Hello,
My question today is motivated by a question yesterday asked by @iyerlr here: https://discourse.numenta.org/t/my-own-implementation-of-temporal-memory
So, say I have an HTM system that I want to set up as a classifier, to do everyone’s favorite artificial-neural-network teaching example of classifying hand-written MNIST digits… Now, I understand utilizing HTM in this way is an abuse of HTM and shoving it into a feed-forward-NN-shaped box is highly suboptimal. But I’m asking the question this way to elucidate something I don’t understand. Sorry about that.
So with that preemptive apology out of the way, imagine the system has an input space bit for each pixel, and it’s just running a plain vanilla spatial pooler as described in HTM School Ep. 7. Eventually, it would succeed in modeling the structure of the variations in the input digits. However, this isn’t the same thing as associating the meaning to the digits that we want it to associate.
So, how do I get the meaningful output from the HTM system?
In some of the HTM School videos, @rhyolight compares the similarities between SDRs representing the column states at various times. So I could imagine creating a composite SDR for each digit (maybe a union or perhaps intersection of the column activations produced by many versions of the same digit), and then the output answer would be whichever digit was associated with the composite SDR that has the most overlap with the current state, after observing a given input.
But this approach seems fragile - if the HTM system continued to learn, it may reorganize which columns responded to which features in the input data, and the fixed SDRs that represent the “essential” activation for each digit may drift.

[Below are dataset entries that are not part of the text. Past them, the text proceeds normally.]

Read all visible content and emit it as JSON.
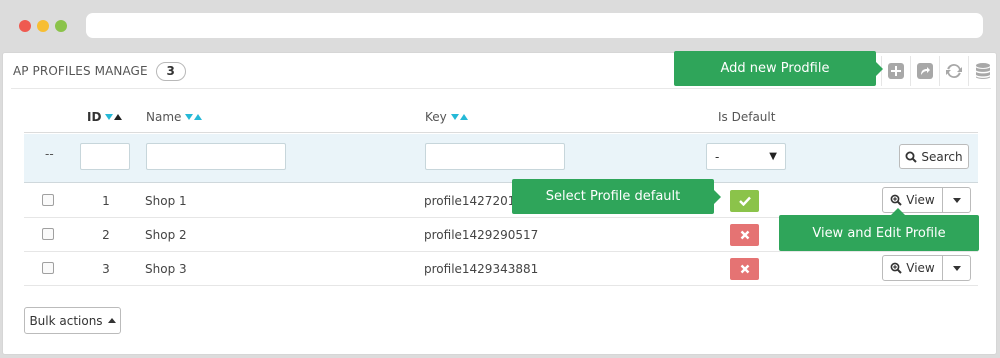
{
  "window": {
    "controls": [
      "close",
      "minimize",
      "maximize"
    ]
  },
  "panel": {
    "title": "AP PROFILES MANAGE",
    "count": "3",
    "toolbar_icons": [
      "plus-square-icon",
      "share-icon",
      "refresh-icon",
      "database-icon"
    ]
  },
  "table": {
    "headers": {
      "id": "ID",
      "name": "Name",
      "key": "Key",
      "is_default": "Is Default"
    },
    "filters": {
      "dash": "--",
      "id_value": "",
      "name_value": "",
      "key_value": "",
      "default_selected": "-",
      "search_label": "Search"
    },
    "rows": [
      {
        "id": "1",
        "name": "Shop 1",
        "key": "profile14272015",
        "is_default": "yes"
      },
      {
        "id": "2",
        "name": "Shop 2",
        "key": "profile1429290517",
        "is_default": "no"
      },
      {
        "id": "3",
        "name": "Shop 3",
        "key": "profile1429343881",
        "is_default": "no"
      }
    ],
    "view_label": "View"
  },
  "bulk_actions_label": "Bulk actions",
  "tooltips": {
    "add_new": "Add new Prodfile",
    "select_default": "Select Profile default",
    "view_edit": "View and Edit Profile"
  },
  "colors": {
    "tooltip_green": "#2fa55a",
    "sort_arrow": "#25b9d7",
    "yes_green": "#8bc34a",
    "no_red": "#e57373",
    "filter_row_bg": "#eaf4f9"
  }
}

So another approach might be to augment the input with some additional bits encoding the correct value of the digit, and over time the HTM system would likely learn the associations between the features in the drawn bitmap and the digit’s value.
But then, how can you get the HTM system to not rely on that additional input data? In other words, what happens when you don’t have the “training value” as part of the input?
It seems like you’d want to space the input from the training answer temporally so the system can observe the input and predict the meaning, which will arrive one time-step later. This way we can be sure the answer doesn’t contaminate the prediction.
But if the predicted answer doesn’t arrive, because the system is now deployed, (assuming continuous learning is still enabled because we want it to learn other stuff) how do we prevent the fact that the correct answer didn’t show up from degrading the system’s ability to recognize digits?
My 13 month old needs to be told every time she correctly identifies that something is red, but I, as an adult, can be confident in my ability to recognize primary colors.
It seems like HTM must have some kind of solution for this general class of problem, even if it’s not theoretically pure - basically a simple placeholder for the old-brain structures that allow a more complex animal to function.
Thank you in advance for any insight.